We look after the Navy fleet here but across the region we’re looking after another 37 ships in Australia, so I’m not alone. But the learning is around finding where all those other people are and what they’re doing, and then around how we can bring their learning into here and how we can share our really good process within the region as well. It’s going to be a fascinating journey and I’m really looking forward to it.
ND: What are your priorities as Program Director – Strategic Maritime Partnerships?
MW: My absolute priority is the safe delivery of our work. Keeping our people safe while delivering what’s required of them is a bit of a personal mantra. You’ve got to “make safe, start safe, and keep safe”. One of the Babcock mottos is “home safe every day” and that’s something we need to make sure of. We work in a complex environment in an industrial zone on ships that move, with heavy machinery and large bits of kits. An absolute priority is to keep people safe while we do that.
The second priority is to support the Navy achieve what they need to do. We are here to help the Navy be the best navy it can be. And as long as we can keep this partnership in the collegiate fashion that it is in at
Mark Worsfold receiving an MNZM for services to the New Zealand Defence Force. the moment – while understanding that what we’re trying to keep safe is paramount – we will succeed in this.
ND: You’ve moved on from the Navy after a 35 year career. What are the key highlights?
MW: The flippant answer is that any day at sea was a blessing! An absolute highlight is all the times I spent at sea.
I spent time as a naval attaché in Washington DC with my family and that was a really good learning experience. I did an attachment with the Australian Navy and attachments with the Royal Navy. All of these experiences helped to round me.
But I’m a bit of a people person. A lot of people think that my best job ever was as Logistics Commander (Maritime), but if I had to pick one job it would have to be when I was running HR for the Navy.

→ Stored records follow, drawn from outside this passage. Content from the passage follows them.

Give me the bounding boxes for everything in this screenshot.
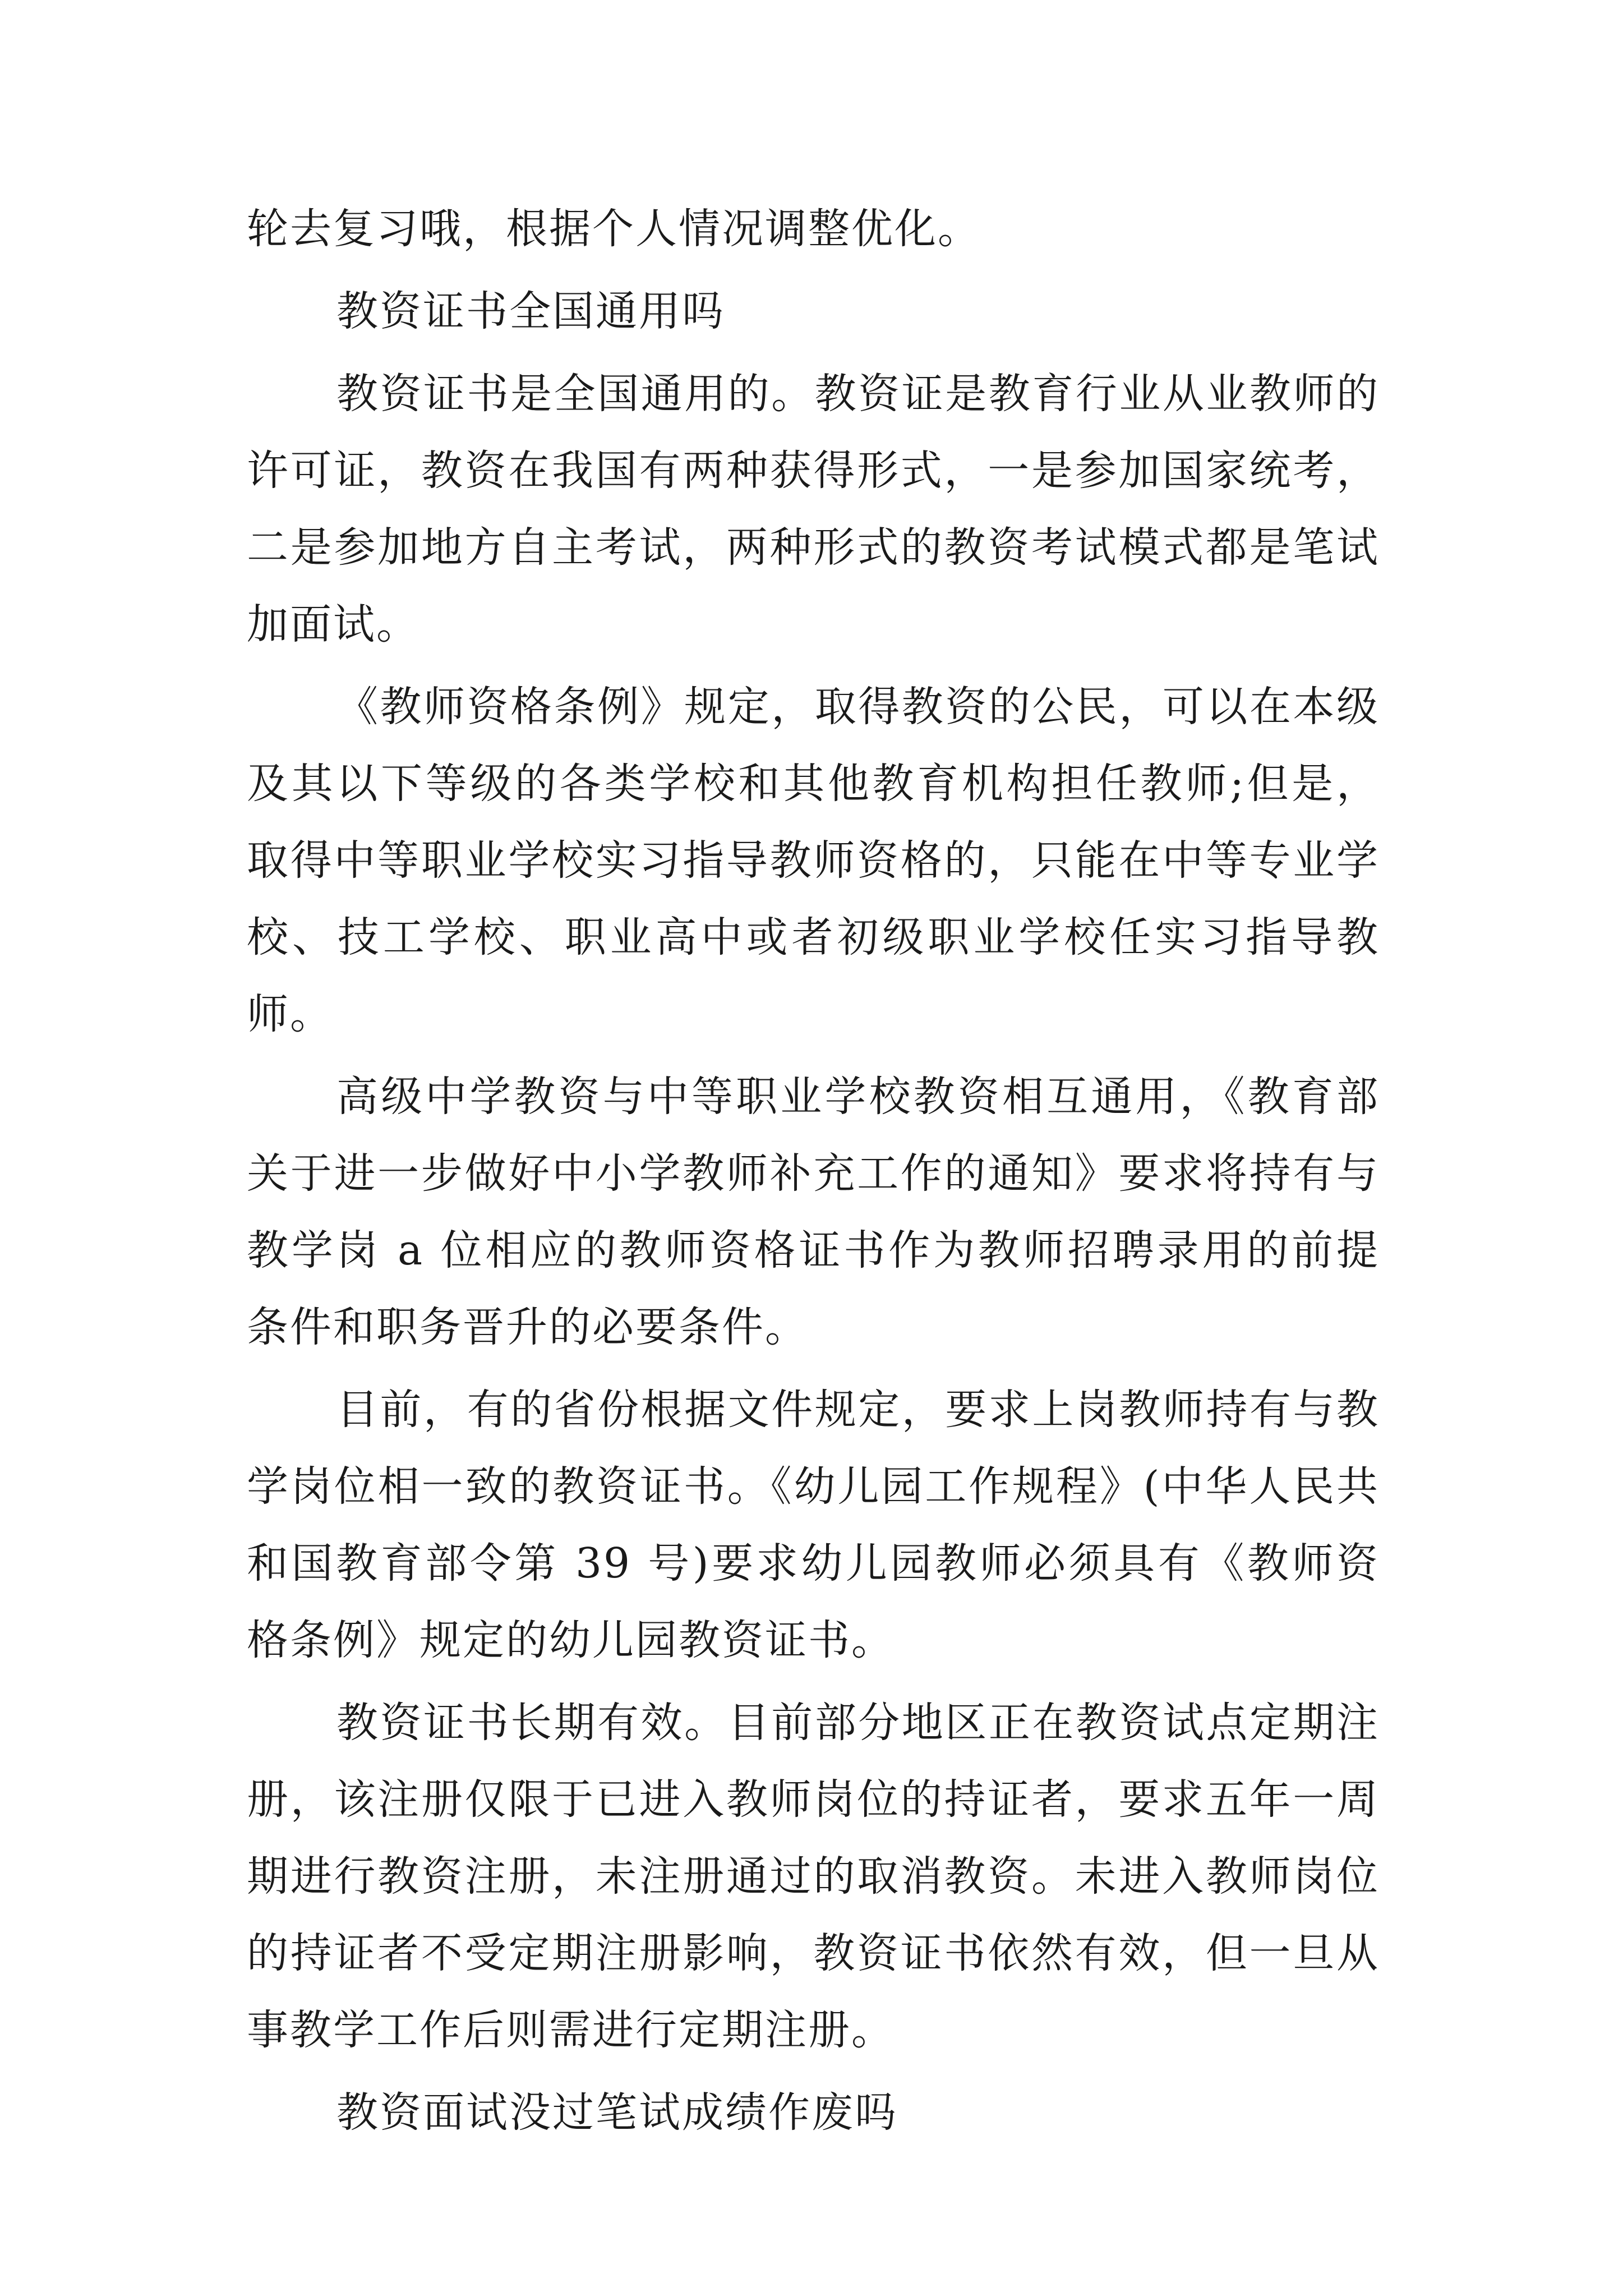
paragraph-long-term-validity: 教资证书长期有效。目前部分地区正在教资试点定期注册，该注册仅限于已进入教师岗位的持证者，要求五年一周期进行教资注册，未注册通过的取消教资。未进入教师岗位的持证者不受定期注册影响，教资证书依然有效，但一旦从事教学工作后则需进行定期注册。	[247, 1699, 1380, 2054]
paragraph-regulations: 《教师资格条例》规定，取得教资的公民，可以在本级及其以下等级的各类学校和其他教育机构担任教师;但是，取得中等职业学校实习指导教师资格的，只能在中等专业学校、技工学校、职业高中或者初级职业学校任实习指导教师。	[247, 683, 1380, 1038]
paragraph-continuation: 轮去复习哦，根据个人情况调整优化。	[247, 205, 981, 253]
section-heading-interview-failure: 教资面试没过笔试成绩作废吗	[336, 2088, 898, 2137]
paragraph-nationwide-validity: 教资证书是全国通用的。教资证是教育行业从业教师的许可证，教资在我国有两种获得形式，一是参加国家统考，二是参加地方自主考试，两种形式的教资考试模式都是笔试加面试。	[247, 370, 1380, 648]
paragraph-provincial-requirements: 目前，有的省份根据文件规定，要求上岗教师持有与教学岗位相一致的教资证书。《幼儿园工作规程》(中华人民共和国教育部令第 39 号)要求幼儿园教师必须具有《教师资格条例》规定的幼儿园教资证书。	[247, 1386, 1380, 1664]
paragraph-mutual-recognition: 高级中学教资与中等职业学校教资相互通用，《教育部关于进一步做好中小学教师补充工作的通知》要求将持有与教学岗 a 位相应的教师资格证书作为教师招聘录用的前提条件和职务晋升的必要条件。	[247, 1073, 1380, 1351]
document-body	[247, 191, 1380, 2151]
section-heading-certificate-nationwide: 教资证书全国通用吗	[336, 287, 725, 335]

The Navy and Babcock are people businesses. If you don’t understand people and you don’t want to engage with people then you’re in the wrong business. Sailors are at the heart of the Navy, so leading that people function was a genuine honour.
But every job I’m in is the best job… and there are too many highlights. I wouldn’t have stayed for 35 years if I wasn’t enjoying what I was doing.

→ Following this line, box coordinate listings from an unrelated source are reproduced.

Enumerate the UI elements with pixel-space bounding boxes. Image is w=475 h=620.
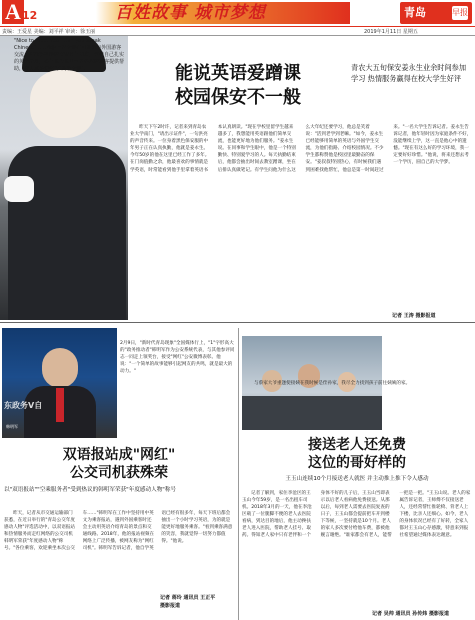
story2-byline-photo: 摄影报道 <box>160 603 181 609</box>
story2-headline <box>4 446 234 482</box>
logo-sub: 早报 <box>452 6 468 20</box>
glove-shape <box>4 176 34 202</box>
section-banner <box>40 2 350 24</box>
header-rule <box>0 26 475 27</box>
story3-body: 记者了解到，家住李沧区的王玉山今年59岁，是一名出租车司机。2018年3月的一天，他在李沧区载了一位腿脚不便的老人去医院看病，到达目的地后，他主动搀扶老人进入医院，帮助老人挂号、取药。得知老人家中只有老伴和一个身体不好的儿子后，王玉山当即表示以后老人看病他免费接送。从那以后，每到老人需要去医院复查的日子，王玉山都会提前把车开到楼下等候，一坚持就是10个月。老人的家人多次要付给他车费，都被他婉言谢绝。"谁家都会有老人，能帮一把是一把。"王玉山说。老人的家属告诉记者，王师傅不仅接送老人，还经常帮忙推轮椅、背老人上下楼，比亲人还细心。如今，老人的身体状况已经有了好转，全家人都对王玉山心存感激，特意来到报社希望通过媒体表达谢意。 <box>242 491 471 538</box>
section-divider <box>0 322 475 323</box>
logo-text: 青岛 <box>404 6 426 19</box>
story2-headline-line1: 双语报站成"网红" <box>62 447 176 463</box>
story3-byline: 记者 吴帅 通讯员 孙传炜 摄影报道 <box>372 611 449 617</box>
story1-body: 昨天下午2时许，记者来到青岛农业大学南门，"请出示证件"，一句洪亮的声音传来。一位身着黑色保安服的中年男子正在认真执勤，他就是姜永生。今年50岁的他在这里已经工作了多年。在门岗值勤之余，他最喜欢的事情就是学英语，时常能看到他手里拿着英语书本认真朗读。"现在学校里留学生越来越多了，我想能用英语跟他们简单交流，也能更好地为他们服务。"姜永生说。在同事和学生眼中，他是一个特别勤快、特别爱学习的人。每天执勤结束后，他都会抽出时间去教室蹭课，坐在后排认真做笔记。有学生问他为什么这么大年纪还要学习，他总是笑着说："活到老学到老嘛。"如今，姜永生已经能够用简单的英语与外国学生交流，为他们指路、介绍校园情况。不少学生都称赞他是校园里最勤奋的保安。"姜叔叔特别热心，有时候我们遇到困难找他帮忙，他总是第一时间赶过来。"一名大学生告诉记者。姜永生告诉记者，他年轻时因为家庭条件不好，没能继续上学，这一直是他心中的遗憾。"现在有这么好的学习环境，我一定要好好珍惜。"他说，将来还想去考一个学历，圆自己的大学梦。 <box>130 125 472 173</box>
guard-photo <box>0 36 128 320</box>
story3-caption: 与蔡家大爷重逢使接姨在我时候是侄孙家，我尽全力找到孩子前往姨姨的家。 <box>254 381 411 386</box>
story1-headline-line1: 能说英语爱蹭课 <box>175 63 301 84</box>
story2-caption: 2月9日，"新时代青岛现象"全国媒体行上，"1"字形高大的"政务推动者"韩明军作为公安系统代表，与其他参评同志一同走上领奖台，接受"网红"公安微博表彰。他说："一个简单的故事能够引起网友的共鸣，就是最大的动力。" <box>120 341 235 374</box>
driver-photo <box>2 328 117 438</box>
backdrop-text: 东政务V自 <box>4 401 43 410</box>
face-shape <box>30 70 96 138</box>
driver-face-shape <box>42 348 78 388</box>
story1-deck: 青农大五旬保安姜永生业余时间参加学习 热情服务赢得在校大学生好评 <box>351 63 467 83</box>
section-title: 百姓故事 城市梦想 <box>115 3 266 23</box>
story1-headline-line2: 校园保安不一般 <box>175 87 301 108</box>
coat-shape <box>8 146 126 320</box>
floor-shape <box>242 396 382 430</box>
driver-tie-shape <box>56 388 64 422</box>
story3-deck: 王玉山连续10个月接送老人就医 并主动推上推下令人感动 <box>285 476 429 482</box>
issue-date: 2019年1月11日 星期五 <box>364 29 418 35</box>
story2-byline: 记者 蒋玲 通讯员 王正平 <box>160 595 216 601</box>
editor-credits: 责编：王爱星 美编：刘平祥 审读：徐玉丽 <box>2 29 96 35</box>
story2-deck: 以"双语报站""空乘服务者"受到热议的韩明军荣获"年度感动人物"称号 <box>4 487 177 493</box>
story1-byline: 记者 王涛 摄影报道 <box>392 313 436 319</box>
story1-intro: "Nice to meet you""Can you speak Chinese"……栈桥上的交警在用英语与外国游客交流。在栈桥执勤的交警青年刘宾，凭借自己扎实的英语功底，多年来为来自世界各地的游客提供帮助，被大家亲切称为"英语交警"。 <box>14 38 125 72</box>
story3-headline <box>242 436 472 472</box>
masthead <box>0 0 475 28</box>
page-letter: A <box>2 0 24 24</box>
story3-headline-line2: 这位的哥好样的 <box>308 455 406 471</box>
story3-headline-line1: 接送老人还免费 <box>308 437 406 453</box>
column-divider <box>238 328 239 620</box>
story1-headline <box>138 62 338 110</box>
story2-body: 昨天，记者从市交通运输部门获悉，在近日举行的"青岛公交年度感动人物"评选活动中，以双语报站和热情服务而走红网络的公交司机韩明军荣获"年度感动人物"称号。"各位乘客，欢迎乘坐本次公交车……"韩明军在工作中坚持用中英文为乘客报站，遇到外国乘客时还会主动用英语介绍青岛的景点和交通线路。2018年，他的报站视频在网络上广泛传播，被网友称为"网红司机"。韩明军告诉记者，他自学英语已经有很多年，每天下班后都会抽出一个小时学习英语，为的就是能更好地服务乘客。"看到乘客满意的笑容，我就觉得一切努力都值得。"他说。 <box>4 511 233 551</box>
story2-photo-credit: 韩明军 <box>6 424 18 429</box>
page-number: 12 <box>22 9 38 22</box>
newspaper-logo <box>400 2 472 24</box>
story2-headline-line2: 公交司机获殊荣 <box>70 465 168 481</box>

ND: Which skills and experiences do you see as the most portable into the private sector?
MW: My last three jobs as a Captain in the Navy was running engineering, running strategy, and running the HR/people function. Those are key skills that would be relevant anywhere. But I learned along the way that no matter what job you’re in, as long as you know what you’re trying to achieve, you know what resources you actually have, and you understand the barriers to success, then once you’ve read into that role you can actually run it. I’m taking this philosophy into my new role.
My transition was relatively easy because I understood what was important to me. I like people, I like engineering, and I like the Navy. Coming to work in an organisation that is basically the largest maritime engineering entity in the country, and part of a global company that understand people, resonated with me and aligned with my principles. What gets me up each morning is making sure that my principles aren’t challenged and that I’m achieving something.
Babcock offers that, and I’m sure that everyone who wants to transition will find exactly the same thing if they understand what it is: don’t leap to the first thing but leap to the thing that’s important to you. I wish anyone going through that thought process good luck, and to those who have transitioned I hope that they’ve got what they wanted and that they continue to enjoy what they do.